The move added 20 Japanese entities, including the National Institute for Defense Studies, to China's export control list, while placing another 20, including Mitsui E&S, on a watch list because their end users and the end uses of certain dual-use items could not be verified.
Announcing the move, the Ministry of Commerce said that the measures were intended to safeguard national security, fulfill the country's nonproliferation obligations and curb Japan's remilitarization. The controls remain a calibrated signal, as they target only selected Japanese entities and apply solely to dual-use items, leaving normal trade untouched.
China's February sanctions of Japan targeted 20 organizations associated with Japan's military establishment. The June list, however, broadens the scope to shipbuilding, advanced machinery, electronics, information technology, aerospace and research institutions.
The message is that modern military power no longer resides solely in weapons factories. It runs through industrial software, robotics, precision engineering and maritime technology. This is why the measures are an institutionalized economic security policy.
Entities on the watch list may apply to be removed if they cooperate with end-user verification requirements. In other words, Beijing is not simply imposing penalties; it is establishing a compliance framework that can be tightened or relaxed over time. Export controls are becoming a standing policy instrument rather than an occasional response to the rise of neo-militarism in Japan.
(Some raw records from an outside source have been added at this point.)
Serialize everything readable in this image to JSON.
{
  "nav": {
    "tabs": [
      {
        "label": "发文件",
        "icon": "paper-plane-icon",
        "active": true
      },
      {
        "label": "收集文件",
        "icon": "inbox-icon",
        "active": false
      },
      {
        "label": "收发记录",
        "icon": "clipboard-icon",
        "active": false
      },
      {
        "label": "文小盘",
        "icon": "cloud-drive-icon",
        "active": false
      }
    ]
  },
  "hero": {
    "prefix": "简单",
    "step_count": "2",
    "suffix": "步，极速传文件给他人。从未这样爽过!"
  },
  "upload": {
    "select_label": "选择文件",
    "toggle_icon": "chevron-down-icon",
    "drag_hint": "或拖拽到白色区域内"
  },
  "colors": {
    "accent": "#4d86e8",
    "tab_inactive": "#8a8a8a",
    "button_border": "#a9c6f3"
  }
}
The precision of the targeting is equally notable. China remains one of Japan's largest trading partners, and Japanese investment is deeply embedded in China's manufacturing ecosystem.
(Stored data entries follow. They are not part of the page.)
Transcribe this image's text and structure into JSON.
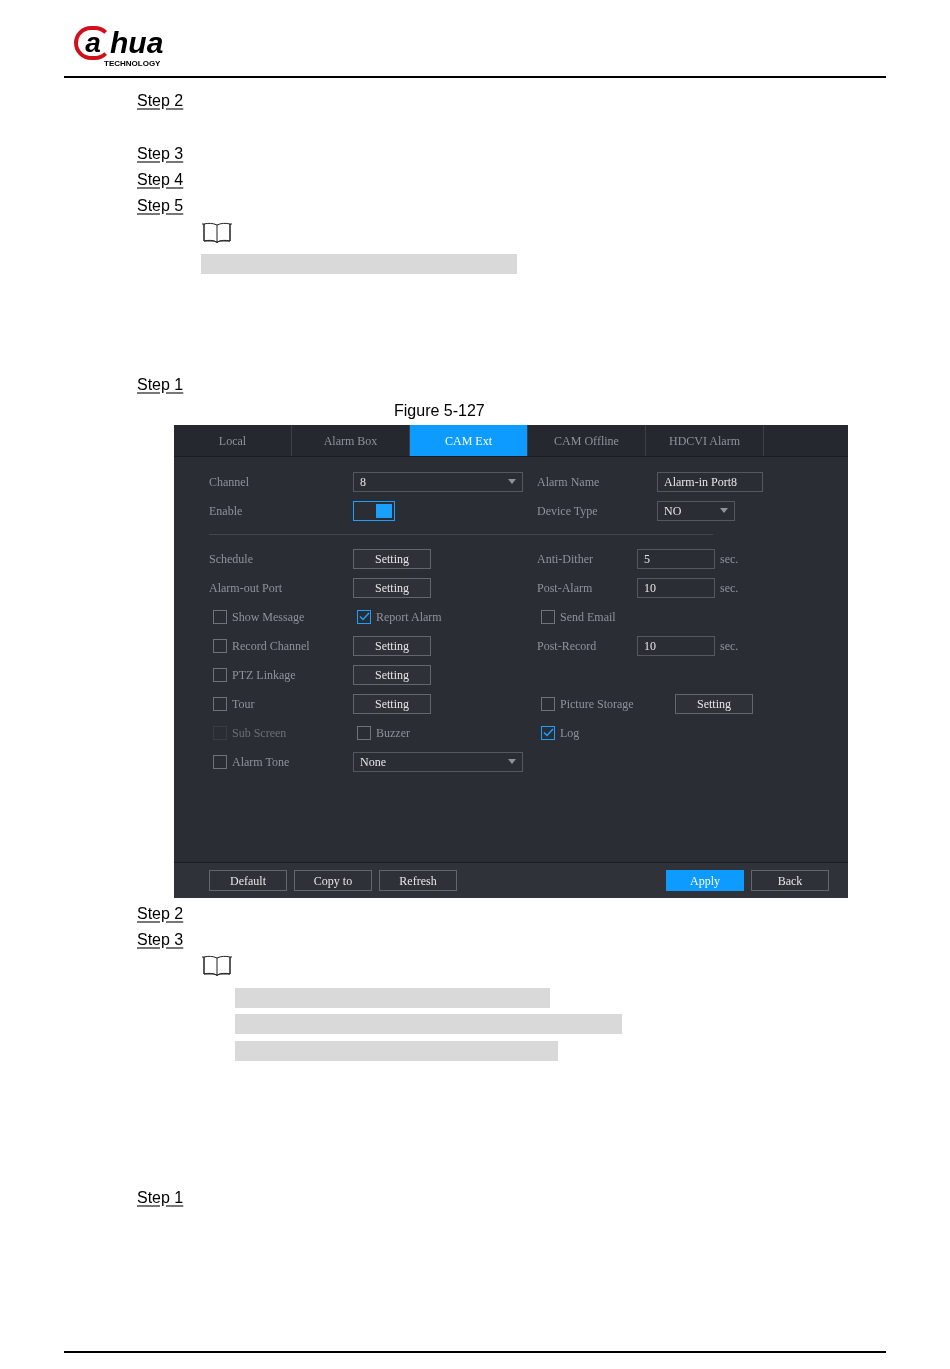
{
  "header": {
    "logo_mark": "a",
    "logo_word": "hua",
    "logo_tagline": "TECHNOLOGY"
  },
  "blocks": [
    {
      "kind": "step",
      "text": "Step 2"
    },
    {
      "kind": "step",
      "text": "Step 3"
    },
    {
      "kind": "step",
      "text": "Step 4"
    },
    {
      "kind": "step",
      "text": "Step 5"
    },
    {
      "kind": "note"
    },
    {
      "kind": "highlight"
    },
    {
      "kind": "step",
      "text": "Step 1"
    },
    {
      "kind": "caption",
      "text": "Figure 5-127"
    },
    {
      "kind": "screen"
    },
    {
      "kind": "step",
      "text": "Step 2"
    },
    {
      "kind": "step",
      "text": "Step 3"
    },
    {
      "kind": "note"
    },
    {
      "kind": "highlight"
    },
    {
      "kind": "highlight"
    },
    {
      "kind": "highlight"
    },
    {
      "kind": "step",
      "text": "Step 1"
    }
  ],
  "screen": {
    "tabs": [
      {
        "label": "Local",
        "selected": false
      },
      {
        "label": "Alarm Box",
        "selected": false
      },
      {
        "label": "CAM Ext",
        "selected": true
      },
      {
        "label": "CAM Offline",
        "selected": false
      },
      {
        "label": "HDCVI Alarm",
        "selected": false
      }
    ],
    "rows": [
      {
        "kind": "row",
        "left": {
          "kind": "label",
          "text": "Channel"
        },
        "mid": {
          "kind": "select",
          "value": "8"
        },
        "right_label": {
          "kind": "label",
          "text": "Alarm Name"
        },
        "right": {
          "kind": "field",
          "value": "Alarm-in Port8"
        }
      },
      {
        "kind": "row",
        "left": {
          "kind": "label",
          "text": "Enable"
        },
        "mid": {
          "kind": "toggle",
          "on": true
        },
        "right_label": {
          "kind": "label",
          "text": "Device Type"
        },
        "right": {
          "kind": "select",
          "value": "NO"
        }
      },
      {
        "kind": "divider"
      },
      {
        "kind": "row",
        "left": {
          "kind": "label",
          "text": "Schedule"
        },
        "mid": {
          "kind": "button",
          "label": "Setting"
        },
        "right_label": {
          "kind": "label",
          "text": "Anti-Dither"
        },
        "right": {
          "kind": "field",
          "value": "5"
        },
        "unit": "sec."
      },
      {
        "kind": "row",
        "left": {
          "kind": "label",
          "text": "Alarm-out Port"
        },
        "mid": {
          "kind": "button",
          "label": "Setting"
        },
        "right_label": {
          "kind": "label",
          "text": "Post-Alarm"
        },
        "right": {
          "kind": "field",
          "value": "10"
        },
        "unit": "sec."
      },
      {
        "kind": "row",
        "left": {
          "kind": "checkbox",
          "text": "Show Message",
          "checked": false,
          "disabled": false
        },
        "mid": {
          "kind": "checkbox",
          "text": "Report Alarm",
          "checked": true,
          "disabled": false
        },
        "right_label": {
          "kind": "checkbox",
          "text": "Send Email",
          "checked": false,
          "disabled": false
        }
      },
      {
        "kind": "row",
        "left": {
          "kind": "checkbox",
          "text": "Record Channel",
          "checked": false,
          "disabled": false
        },
        "mid": {
          "kind": "button",
          "label": "Setting"
        },
        "right_label": {
          "kind": "label",
          "text": "Post-Record"
        },
        "right": {
          "kind": "field",
          "value": "10"
        },
        "unit": "sec."
      },
      {
        "kind": "row",
        "left": {
          "kind": "checkbox",
          "text": "PTZ Linkage",
          "checked": false,
          "disabled": false
        },
        "mid": {
          "kind": "button",
          "label": "Setting"
        }
      },
      {
        "kind": "row",
        "left": {
          "kind": "checkbox",
          "text": "Tour",
          "checked": false,
          "disabled": false
        },
        "mid": {
          "kind": "button",
          "label": "Setting"
        },
        "right_label": {
          "kind": "checkbox",
          "text": "Picture Storage",
          "checked": false,
          "disabled": false
        },
        "right": {
          "kind": "button",
          "label": "Setting"
        }
      },
      {
        "kind": "row",
        "left": {
          "kind": "checkbox",
          "text": "Sub Screen",
          "checked": false,
          "disabled": true
        },
        "mid": {
          "kind": "checkbox",
          "text": "Buzzer",
          "checked": false,
          "disabled": false
        },
        "right_label": {
          "kind": "checkbox",
          "text": "Log",
          "checked": true,
          "disabled": false
        }
      },
      {
        "kind": "row",
        "left": {
          "kind": "checkbox",
          "text": "Alarm Tone",
          "checked": false,
          "disabled": false
        },
        "mid": {
          "kind": "select",
          "value": "None"
        }
      }
    ],
    "footer_left": [
      {
        "label": "Default",
        "kind": "default"
      },
      {
        "label": "Copy to",
        "kind": "default"
      },
      {
        "label": "Refresh",
        "kind": "default"
      }
    ],
    "footer_right": [
      {
        "label": "Apply",
        "kind": "primary"
      },
      {
        "label": "Back",
        "kind": "default"
      }
    ]
  }
}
Instead, Beijing has chosen a narrower route: raising the cost of operating in strategic sectors while preserving broader commercial ties. Strict licensing procedures, compulsory approval timelines and sweeping end-use reviews increase compliance costs even when exports are ultimately approved.
None of this guarantees immediate changes among the Japanese military-industrial complexes. It does suggest gradually rising transaction costs for Japan's remilitarization.
Since taking office last October, Japanese Prime Minister Sanae Takaichi has pursued an irresponsible, provocative and aggressive posture toward China by expanding military capabilities, deepening military cooperation with allies and promoting closer technology-military coordination with like-minded partners. Tokyo brazenly claims these steps are necessary responses to the "external threat" posed by China. The result is a familiar action-reaction cycle in the region that exposes Japan as the real threat to regional peace and stability.
In less than a year, the Takaichi government has systematically undermined the postwar order, interfered in China's internal affairs, rewritten security policy, liberalized arms exports, ballooned military budgets, whitewashed militarist history, and fueled regional military rivalry — all in flagrant violation of the pacifist Constitution of the country, the postwar restrictions on Japan and the spirit of the Tokyo Trials.
The Takaichi government's drive to remilitarize Japan is being pursued through a multifaceted strategy that mobilizes legislative, political, economic, cultural, technological, industrial and commercial tools alike. Far from being ad hoc or reactive, this approach represents a dangerous amalgam of historical revisionism, political adventurism, diplomatic expediency and resurgent militarism.
By posing as a "peacekeeper" while convening allies and distorting the facts, the Takaichi government is pushing Japan further down a path of error and peril.
As a spokesperson for the Ministry of Commerce said, it is earnestly hoped that the Takaichi government will come to a timely recognition of its erroneous actions, desist from its current destabilizing policies, and, through thorough and honest reflection, restore itself to a course consistent with international law, historical justice and the shared interests of the region.